Ehrlichman and Kalmbach eventually went to jail. No one involved with VH1’s Whole Enchilada went to jail, as far as I know. Fortunately, committing lame television isn’t a crime.

Back to Gary and Kathryn’s living room. The taped piece we first watched and discussed on this episode was about charity benefits like Live Aid and Farm Aid and a business that had sprung up to match celebrities with causes. In other words, an agency or brokerage had been created that would find a celebrity spokesperson for a charity organization…for a fee. It was a mildly interesting topic (and you can watch part of our discussion, if you dare, in the longer clip at the end of this article).

The problem with The Whole Enchilada wasn’t the format so much. (Imagine CBS Sunday Morning with its magazine-like content of feature stories – if each were followed by a panel discussion.) Its weakness became evident several episodes into a season that only lasted 4 or 5. One of the “trend pieces” we were asked to comment on was the growing popularity of reptiles as house pets. When it came time to weigh in on this topic, I just sat there, mute. I tried to think of a “position” to take. “I’m against it, and so are the reptiles, probably!” “I’m all for this, except – what if they get out of their cages?” “This is a better fad than avocado toast, man-buns and kale…which we’ll be talking about on ‘Whole Enchilada 2019.’

Shortly after that, The Whole Enchilada wound up in the compost heap.

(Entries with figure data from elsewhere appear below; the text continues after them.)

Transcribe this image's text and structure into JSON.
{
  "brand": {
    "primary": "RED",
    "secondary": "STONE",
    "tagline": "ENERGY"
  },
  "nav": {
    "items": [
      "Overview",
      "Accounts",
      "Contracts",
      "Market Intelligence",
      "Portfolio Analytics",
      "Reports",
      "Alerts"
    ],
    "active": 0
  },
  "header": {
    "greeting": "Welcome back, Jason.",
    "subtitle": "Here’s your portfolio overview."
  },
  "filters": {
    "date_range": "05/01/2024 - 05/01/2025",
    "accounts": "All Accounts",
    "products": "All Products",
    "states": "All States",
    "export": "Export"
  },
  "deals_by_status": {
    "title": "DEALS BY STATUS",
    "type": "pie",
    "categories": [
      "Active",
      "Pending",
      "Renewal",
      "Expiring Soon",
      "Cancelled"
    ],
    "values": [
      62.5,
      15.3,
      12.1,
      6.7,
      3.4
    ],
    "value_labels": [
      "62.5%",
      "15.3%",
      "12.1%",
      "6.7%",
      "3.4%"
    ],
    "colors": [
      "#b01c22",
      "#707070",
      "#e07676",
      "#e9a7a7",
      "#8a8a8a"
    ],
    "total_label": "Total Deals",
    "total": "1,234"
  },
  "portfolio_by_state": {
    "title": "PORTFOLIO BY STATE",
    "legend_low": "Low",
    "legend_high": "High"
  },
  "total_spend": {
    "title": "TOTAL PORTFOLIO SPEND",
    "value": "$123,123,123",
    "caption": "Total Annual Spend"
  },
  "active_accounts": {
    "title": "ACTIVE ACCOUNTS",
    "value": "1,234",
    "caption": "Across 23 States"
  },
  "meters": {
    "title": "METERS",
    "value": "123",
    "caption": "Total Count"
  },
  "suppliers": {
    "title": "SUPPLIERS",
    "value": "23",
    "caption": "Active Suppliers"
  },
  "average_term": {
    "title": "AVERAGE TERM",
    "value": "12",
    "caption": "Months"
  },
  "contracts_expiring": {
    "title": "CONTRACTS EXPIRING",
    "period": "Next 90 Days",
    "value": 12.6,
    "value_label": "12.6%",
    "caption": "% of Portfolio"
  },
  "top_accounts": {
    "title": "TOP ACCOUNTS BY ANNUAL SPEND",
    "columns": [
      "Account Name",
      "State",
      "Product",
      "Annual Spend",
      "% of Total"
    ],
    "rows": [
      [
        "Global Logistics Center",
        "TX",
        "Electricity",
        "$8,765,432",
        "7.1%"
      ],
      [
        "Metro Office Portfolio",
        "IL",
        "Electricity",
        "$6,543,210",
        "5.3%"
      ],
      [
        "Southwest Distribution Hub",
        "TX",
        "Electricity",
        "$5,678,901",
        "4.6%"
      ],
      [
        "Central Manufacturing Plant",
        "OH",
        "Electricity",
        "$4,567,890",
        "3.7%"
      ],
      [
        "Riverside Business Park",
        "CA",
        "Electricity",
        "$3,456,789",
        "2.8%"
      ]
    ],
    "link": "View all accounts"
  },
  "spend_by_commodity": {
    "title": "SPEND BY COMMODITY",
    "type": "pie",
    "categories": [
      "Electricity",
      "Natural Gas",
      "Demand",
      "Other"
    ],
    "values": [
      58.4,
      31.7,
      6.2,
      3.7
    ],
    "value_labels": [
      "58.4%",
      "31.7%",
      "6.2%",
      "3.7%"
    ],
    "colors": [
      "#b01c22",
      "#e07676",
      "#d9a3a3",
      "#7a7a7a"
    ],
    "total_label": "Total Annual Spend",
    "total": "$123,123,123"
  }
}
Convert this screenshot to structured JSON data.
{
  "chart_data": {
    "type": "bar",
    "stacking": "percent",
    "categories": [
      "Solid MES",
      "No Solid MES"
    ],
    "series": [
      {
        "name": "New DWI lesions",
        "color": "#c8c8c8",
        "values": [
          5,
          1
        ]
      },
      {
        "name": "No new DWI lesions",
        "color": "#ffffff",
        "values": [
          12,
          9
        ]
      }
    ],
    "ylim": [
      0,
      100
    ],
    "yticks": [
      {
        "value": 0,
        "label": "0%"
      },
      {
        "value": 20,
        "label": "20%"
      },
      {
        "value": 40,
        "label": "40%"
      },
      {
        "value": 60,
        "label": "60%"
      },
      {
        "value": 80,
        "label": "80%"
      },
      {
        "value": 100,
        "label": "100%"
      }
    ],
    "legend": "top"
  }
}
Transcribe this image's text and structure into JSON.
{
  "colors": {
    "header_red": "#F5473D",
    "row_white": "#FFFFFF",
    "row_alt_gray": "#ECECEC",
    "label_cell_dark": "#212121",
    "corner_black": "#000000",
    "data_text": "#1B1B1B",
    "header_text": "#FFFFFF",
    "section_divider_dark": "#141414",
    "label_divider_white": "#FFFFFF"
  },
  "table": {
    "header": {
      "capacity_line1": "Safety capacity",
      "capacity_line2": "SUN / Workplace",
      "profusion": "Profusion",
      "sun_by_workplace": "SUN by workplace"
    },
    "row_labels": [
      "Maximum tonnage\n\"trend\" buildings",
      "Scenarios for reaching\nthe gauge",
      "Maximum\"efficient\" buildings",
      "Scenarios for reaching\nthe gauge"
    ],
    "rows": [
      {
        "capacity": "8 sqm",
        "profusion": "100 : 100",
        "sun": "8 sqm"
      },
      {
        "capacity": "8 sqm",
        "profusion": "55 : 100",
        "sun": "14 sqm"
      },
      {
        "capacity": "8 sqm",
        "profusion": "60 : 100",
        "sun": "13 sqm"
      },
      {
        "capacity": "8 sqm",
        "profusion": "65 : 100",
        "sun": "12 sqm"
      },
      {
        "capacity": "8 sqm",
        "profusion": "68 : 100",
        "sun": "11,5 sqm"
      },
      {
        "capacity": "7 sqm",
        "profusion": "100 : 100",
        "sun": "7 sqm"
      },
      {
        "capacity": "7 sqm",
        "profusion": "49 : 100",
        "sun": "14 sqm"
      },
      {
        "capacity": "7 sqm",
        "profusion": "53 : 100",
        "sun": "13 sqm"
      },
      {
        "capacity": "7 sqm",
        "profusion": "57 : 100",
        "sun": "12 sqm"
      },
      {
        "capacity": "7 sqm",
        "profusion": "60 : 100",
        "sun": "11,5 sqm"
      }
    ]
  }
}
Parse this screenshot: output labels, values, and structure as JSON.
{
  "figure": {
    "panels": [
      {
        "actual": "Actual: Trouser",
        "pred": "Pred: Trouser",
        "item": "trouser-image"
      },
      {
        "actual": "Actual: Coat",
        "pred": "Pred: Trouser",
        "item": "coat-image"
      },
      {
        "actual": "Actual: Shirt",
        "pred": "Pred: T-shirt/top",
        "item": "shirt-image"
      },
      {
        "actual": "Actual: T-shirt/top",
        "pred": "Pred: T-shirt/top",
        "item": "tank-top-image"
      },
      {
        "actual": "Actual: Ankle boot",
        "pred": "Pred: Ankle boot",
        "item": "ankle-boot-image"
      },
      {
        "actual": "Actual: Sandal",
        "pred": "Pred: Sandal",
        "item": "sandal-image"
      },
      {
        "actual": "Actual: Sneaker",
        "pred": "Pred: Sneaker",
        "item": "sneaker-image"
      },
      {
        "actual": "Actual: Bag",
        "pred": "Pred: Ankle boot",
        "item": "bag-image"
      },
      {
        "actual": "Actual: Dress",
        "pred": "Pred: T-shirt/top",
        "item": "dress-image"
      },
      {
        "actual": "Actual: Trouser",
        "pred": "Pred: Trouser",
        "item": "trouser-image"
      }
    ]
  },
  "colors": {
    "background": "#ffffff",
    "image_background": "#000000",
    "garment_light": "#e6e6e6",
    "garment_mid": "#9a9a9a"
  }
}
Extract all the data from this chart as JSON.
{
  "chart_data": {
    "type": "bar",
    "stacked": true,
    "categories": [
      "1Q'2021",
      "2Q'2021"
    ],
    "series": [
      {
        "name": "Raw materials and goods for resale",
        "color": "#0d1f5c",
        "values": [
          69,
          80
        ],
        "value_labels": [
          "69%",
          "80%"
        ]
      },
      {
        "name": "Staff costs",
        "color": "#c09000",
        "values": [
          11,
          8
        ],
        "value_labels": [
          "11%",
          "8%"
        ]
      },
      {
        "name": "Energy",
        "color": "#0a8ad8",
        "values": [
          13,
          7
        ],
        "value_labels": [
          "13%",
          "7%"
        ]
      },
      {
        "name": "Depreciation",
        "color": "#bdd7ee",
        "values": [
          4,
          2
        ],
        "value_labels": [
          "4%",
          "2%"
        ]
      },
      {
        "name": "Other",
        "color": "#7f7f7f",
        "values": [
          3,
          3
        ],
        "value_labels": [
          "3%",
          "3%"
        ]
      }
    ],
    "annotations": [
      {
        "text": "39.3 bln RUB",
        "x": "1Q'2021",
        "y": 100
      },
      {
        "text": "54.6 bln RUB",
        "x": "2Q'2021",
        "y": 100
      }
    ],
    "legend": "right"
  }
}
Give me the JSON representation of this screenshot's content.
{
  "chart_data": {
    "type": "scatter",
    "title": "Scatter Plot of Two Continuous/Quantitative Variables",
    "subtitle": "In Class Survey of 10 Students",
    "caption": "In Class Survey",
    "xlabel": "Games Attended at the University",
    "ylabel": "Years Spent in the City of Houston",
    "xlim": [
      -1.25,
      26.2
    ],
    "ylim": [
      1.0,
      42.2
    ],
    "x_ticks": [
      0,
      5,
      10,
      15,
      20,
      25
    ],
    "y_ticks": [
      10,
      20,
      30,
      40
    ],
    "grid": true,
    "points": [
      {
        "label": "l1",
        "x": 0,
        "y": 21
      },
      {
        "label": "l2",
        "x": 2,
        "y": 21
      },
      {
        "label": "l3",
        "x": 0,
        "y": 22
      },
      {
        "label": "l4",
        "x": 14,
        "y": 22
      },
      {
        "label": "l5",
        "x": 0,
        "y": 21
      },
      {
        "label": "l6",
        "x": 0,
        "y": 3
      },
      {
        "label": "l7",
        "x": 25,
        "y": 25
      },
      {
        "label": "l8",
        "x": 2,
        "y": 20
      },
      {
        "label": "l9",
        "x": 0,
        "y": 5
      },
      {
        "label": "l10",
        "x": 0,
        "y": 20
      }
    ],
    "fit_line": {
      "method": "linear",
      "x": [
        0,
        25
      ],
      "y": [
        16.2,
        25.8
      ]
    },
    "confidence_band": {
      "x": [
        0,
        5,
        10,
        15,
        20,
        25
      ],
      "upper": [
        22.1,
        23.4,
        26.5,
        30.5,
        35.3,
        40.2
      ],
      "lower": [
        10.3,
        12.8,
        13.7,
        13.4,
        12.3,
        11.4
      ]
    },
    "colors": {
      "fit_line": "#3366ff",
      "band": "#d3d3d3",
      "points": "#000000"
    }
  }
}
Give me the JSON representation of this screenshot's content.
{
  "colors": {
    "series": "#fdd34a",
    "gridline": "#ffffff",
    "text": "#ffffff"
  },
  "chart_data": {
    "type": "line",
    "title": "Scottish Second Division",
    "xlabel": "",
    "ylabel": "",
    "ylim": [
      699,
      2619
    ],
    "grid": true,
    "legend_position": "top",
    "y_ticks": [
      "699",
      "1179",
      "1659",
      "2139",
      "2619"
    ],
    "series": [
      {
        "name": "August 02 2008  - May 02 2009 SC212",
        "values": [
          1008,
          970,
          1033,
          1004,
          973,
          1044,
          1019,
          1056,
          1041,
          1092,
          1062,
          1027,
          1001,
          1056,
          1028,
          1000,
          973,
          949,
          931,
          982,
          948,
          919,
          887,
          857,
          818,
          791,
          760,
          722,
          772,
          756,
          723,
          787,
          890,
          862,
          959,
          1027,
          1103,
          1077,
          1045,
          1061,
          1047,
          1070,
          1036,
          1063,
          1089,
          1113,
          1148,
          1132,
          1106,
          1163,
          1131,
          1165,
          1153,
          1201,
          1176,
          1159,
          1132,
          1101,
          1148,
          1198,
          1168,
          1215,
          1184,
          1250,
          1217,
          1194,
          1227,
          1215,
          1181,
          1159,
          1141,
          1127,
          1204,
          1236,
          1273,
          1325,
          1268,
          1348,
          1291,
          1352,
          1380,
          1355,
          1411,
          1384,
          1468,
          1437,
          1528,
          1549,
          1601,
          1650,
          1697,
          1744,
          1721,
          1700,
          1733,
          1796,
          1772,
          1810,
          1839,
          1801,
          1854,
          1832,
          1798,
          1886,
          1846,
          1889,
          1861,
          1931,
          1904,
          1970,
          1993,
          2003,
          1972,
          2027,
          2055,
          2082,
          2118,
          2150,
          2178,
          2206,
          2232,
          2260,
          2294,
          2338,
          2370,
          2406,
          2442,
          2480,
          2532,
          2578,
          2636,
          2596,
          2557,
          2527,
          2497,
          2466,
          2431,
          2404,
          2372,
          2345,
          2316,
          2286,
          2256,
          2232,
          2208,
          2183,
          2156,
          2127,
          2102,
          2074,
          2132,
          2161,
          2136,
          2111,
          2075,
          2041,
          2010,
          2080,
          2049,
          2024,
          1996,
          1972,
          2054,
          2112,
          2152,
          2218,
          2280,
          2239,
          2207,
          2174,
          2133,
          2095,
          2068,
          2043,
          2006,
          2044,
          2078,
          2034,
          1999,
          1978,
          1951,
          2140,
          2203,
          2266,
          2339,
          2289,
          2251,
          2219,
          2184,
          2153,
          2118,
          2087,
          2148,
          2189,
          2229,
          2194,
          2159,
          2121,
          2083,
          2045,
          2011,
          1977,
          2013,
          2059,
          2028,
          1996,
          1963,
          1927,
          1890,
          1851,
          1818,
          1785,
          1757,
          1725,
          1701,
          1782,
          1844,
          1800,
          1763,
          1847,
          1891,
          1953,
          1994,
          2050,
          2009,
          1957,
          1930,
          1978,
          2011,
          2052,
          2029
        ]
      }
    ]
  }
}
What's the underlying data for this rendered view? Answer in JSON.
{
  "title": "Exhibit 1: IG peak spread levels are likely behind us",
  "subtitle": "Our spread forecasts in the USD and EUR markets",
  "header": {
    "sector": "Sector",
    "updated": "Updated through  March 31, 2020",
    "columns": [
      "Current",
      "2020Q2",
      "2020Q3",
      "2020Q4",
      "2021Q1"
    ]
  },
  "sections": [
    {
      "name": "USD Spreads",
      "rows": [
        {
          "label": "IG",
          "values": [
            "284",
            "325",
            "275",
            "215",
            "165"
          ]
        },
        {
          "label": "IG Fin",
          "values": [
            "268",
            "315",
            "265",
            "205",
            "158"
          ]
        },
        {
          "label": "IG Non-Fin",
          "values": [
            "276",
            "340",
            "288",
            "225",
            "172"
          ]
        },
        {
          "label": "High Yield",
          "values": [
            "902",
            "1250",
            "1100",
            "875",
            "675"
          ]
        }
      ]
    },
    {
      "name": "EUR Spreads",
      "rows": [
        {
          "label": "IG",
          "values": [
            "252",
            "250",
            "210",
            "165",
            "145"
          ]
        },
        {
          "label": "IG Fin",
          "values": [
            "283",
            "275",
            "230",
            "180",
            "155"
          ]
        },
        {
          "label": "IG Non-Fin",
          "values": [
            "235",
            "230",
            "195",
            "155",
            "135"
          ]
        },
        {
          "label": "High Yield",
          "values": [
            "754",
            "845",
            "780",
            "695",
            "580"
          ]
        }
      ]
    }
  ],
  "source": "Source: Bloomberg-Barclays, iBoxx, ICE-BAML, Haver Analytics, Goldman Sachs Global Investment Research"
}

I’m sorry to report that Gary and Kathryn’s marriage didn’t last, either. According to his Facebook page, Gary is happily remarried and doing theater in the suburbs; according to her LinkedIn entry, Kathryn’s still active in television, off-screen. But a funny thing happened when I tried to search for more information about TWE. Virtually nothing about the show comes up when you Google it. Especially odd is that several years ago, when I was digitizing a VHS tape of the show – before I even thought of blogging – I did find a brief description of TWE on Wikipedia. It is gone now. I’m sure you, loyal reader, will let me know if you have better luck Googling The Whole Enchilada. Frankly, I’m a little alarmed. Someone has scrubbed history clean. Or is trying to. My VHS copy may be the only evidence the embarrassing show ever existed….and I’m worried somebody may be coming after it. Maybe some ex-CIA White House “plumbers” squad or something. Stranger things have happened.

In 2004, VH1 premiered a show titled “50 Most Awesomely Bad Songs…Ever”. If they ever do one on awesomely bad TV shows, they won’t have far to look.